LÍNEA EDITORIAL
Un gesto de gran coraje
El Presidente de la República de Francia está de visita en Ruanda. En la capital, Kigali, Macron ha pronunciado un discurso memorable

Un gesto de gran coraje
Madrid - Publicado el - Actualizado
1 min lectura
El Presidente de la República de Francia está de visita en Ruanda. En la capital, Kigali, Macron ha pronunciado un discurso memorable. En memoria del genocidio perpetrado en Ruanda, ha reconocido la responsabilidad de su país, que no su complicidad, y ha anunciado el regreso de un embajador francés a Ruanda. Una decisión, ha subrayado Macron, que normalizará las relaciones entre ambos países.
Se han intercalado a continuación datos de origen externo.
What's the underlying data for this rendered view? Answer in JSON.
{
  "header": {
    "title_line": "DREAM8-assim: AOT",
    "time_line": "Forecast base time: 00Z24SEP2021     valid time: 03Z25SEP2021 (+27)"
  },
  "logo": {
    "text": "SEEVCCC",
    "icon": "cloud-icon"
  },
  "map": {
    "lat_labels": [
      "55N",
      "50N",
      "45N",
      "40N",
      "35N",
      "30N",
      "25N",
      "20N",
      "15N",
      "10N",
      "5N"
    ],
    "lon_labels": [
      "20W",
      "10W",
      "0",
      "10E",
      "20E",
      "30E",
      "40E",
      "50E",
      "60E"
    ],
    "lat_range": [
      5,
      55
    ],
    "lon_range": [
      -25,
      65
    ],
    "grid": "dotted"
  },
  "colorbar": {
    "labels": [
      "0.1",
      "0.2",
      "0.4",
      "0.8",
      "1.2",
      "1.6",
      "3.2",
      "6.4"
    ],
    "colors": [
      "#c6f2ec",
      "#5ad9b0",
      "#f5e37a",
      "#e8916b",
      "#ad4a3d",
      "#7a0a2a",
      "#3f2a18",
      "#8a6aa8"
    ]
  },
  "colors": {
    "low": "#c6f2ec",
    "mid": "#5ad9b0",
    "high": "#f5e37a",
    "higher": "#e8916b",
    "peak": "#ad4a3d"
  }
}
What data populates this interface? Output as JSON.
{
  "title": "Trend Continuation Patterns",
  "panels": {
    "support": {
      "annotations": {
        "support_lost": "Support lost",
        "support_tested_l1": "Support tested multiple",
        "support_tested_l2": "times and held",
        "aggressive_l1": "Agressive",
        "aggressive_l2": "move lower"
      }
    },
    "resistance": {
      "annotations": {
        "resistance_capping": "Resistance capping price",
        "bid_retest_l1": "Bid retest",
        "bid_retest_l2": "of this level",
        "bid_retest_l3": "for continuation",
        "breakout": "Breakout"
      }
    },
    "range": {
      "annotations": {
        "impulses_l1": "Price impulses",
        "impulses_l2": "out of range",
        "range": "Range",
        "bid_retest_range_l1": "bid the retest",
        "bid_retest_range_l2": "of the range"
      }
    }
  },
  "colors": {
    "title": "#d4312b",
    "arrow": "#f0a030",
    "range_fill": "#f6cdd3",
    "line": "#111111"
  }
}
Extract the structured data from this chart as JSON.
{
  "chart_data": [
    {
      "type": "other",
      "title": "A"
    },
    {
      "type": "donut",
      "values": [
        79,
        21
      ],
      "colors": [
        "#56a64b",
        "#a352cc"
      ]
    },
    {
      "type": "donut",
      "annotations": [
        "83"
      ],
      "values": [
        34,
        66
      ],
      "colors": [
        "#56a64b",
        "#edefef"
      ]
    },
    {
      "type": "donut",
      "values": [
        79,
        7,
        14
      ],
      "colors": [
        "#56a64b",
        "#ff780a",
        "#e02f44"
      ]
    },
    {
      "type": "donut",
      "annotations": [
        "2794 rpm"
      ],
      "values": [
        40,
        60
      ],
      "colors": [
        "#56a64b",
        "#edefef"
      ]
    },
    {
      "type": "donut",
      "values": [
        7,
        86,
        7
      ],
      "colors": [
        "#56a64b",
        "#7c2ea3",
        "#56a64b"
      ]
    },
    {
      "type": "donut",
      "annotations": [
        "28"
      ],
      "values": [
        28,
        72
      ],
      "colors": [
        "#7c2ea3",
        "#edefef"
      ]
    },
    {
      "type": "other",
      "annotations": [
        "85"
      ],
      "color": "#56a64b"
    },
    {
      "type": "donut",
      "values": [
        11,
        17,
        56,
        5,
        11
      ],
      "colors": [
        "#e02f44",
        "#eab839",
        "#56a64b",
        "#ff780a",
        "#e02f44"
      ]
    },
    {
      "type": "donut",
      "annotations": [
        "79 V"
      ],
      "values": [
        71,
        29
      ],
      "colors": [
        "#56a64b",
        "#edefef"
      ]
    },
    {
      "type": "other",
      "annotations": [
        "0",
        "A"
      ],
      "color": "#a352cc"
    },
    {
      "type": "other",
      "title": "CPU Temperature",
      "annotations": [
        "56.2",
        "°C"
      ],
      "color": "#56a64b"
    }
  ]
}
Francia, ha dicho Macron, tiene un deber que cumplir: mirar la historia de frente y reconocer públicamente el sufrimiento causado al pueblo ruandés. El gesto, en palabras del presidente Paul Kagame, da muestra de un gran coraje. Y, ciertamente, así es. No es sencillo que el primer mandatario de un país que fue una potencia colonial, y que no siempre lleva a cabo una política exterior respetuosa con la soberanía de quienes fueron colonias, reconozca algo así. Macron ha dicho que los genocidios no tienen excusa. Francia no escuchó debidamente a quienes alertaban de lo que podía suceder y cuando se desencadenó el horror, guardó silencio durante demasiado tiempo.
Erigir un memorial es un primer paso para restituir la identidad de las víctimas cuyos nombres quedan esculpidos sobre la piedra. El Presidente inauguró su mandato con la intención de normalizar las relaciones con Ruanda, y esta visita es el cierre de un etapa. Después, ha dicho Macron, vendrá todo lo demás.